The rest of her life was spent on the ground on the streets and beaches around Port Philip Bay and St Kilda and she died at 48. For reasons unknown her father then burnt hundreds of paintings, the rest were stored in a shed on the same property where she had previously wrought magic with horizons and light.

CLARICE BECKETT: THE PRESENT MOMENT, AF2021

These pictures were forgotten for 35 years until rediscovered by Dr Hollinrake. She rescued 369 canvases and some are in the exhibition along with others from state and private collections. Her own 21 works were recently acquired by benefactor Alastair Hunter and presented to AGSA in memory of his mother Elizabeth.

The show is organised to illustrate a day in Beckett’s life. She rose early to do what she must before dragging her cart to a favourite spot to capture the morning light on mist, rain or even sunshine and then returning home to more chores before again slipping out for sundown.

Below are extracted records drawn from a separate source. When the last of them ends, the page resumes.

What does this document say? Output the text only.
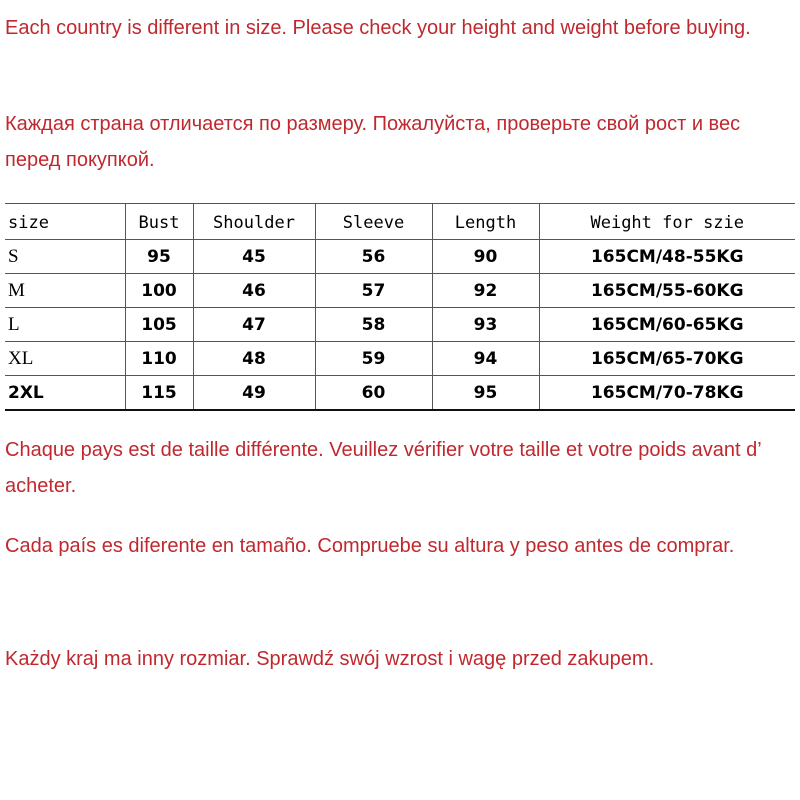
Each country is different in size. Please check your height and weight before buying.

Каждая страна отличается по размеру. Пожалуйста, проверьте свой рост и вес перед покупкой.

size	Bust	Shoulder	Sleeve	Length	Weight for szie
S	95	45	56	90	165CM/48-55KG
M	100	46	57	92	165CM/55-60KG
L	105	47	58	93	165CM/60-65KG
XL	110	48	59	94	165CM/65-70KG
2XL	115	49	60	95	165CM/70-78KG

Chaque pays est de taille différente. Veuillez vérifier votre taille et votre poids avant d’ acheter.

Cada país es diferente en tamaño. Compruebe su altura y peso antes de comprar.

Każdy kraj ma inny rozmiar. Sprawdź swój wzrost i wagę przed zakupem.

There are streets, beaches, city lights, puddles and wet tarmac. Human figures are fleeting presences, as is a motorcycle and sidecar. Beckett makes enchantment out of the mundane and with a minimal palette that becomes more impressive with each passing hour of this “day”.

She was barely acknowledged while she lived and is reminiscent of so many women artists in Australia and elsewhere. If it were not for another remarkable woman, it is likely she would have been lost to history. With persistence as great as that of the artist, Dr Hollinrake finally mounted an exhibition in 1971 and gradually Beckett became noticed. Betty Churcher, another great woman of Australian art, named her as a “director’s choice” during her reign at the NGA in Canberra and Beckett’s reputation has continued to rise.

This exhibition, despite irritations that have nothing to do with the works, tells us why Clarice Beckett is one of the great figures of Australian modernism. Don’t miss it.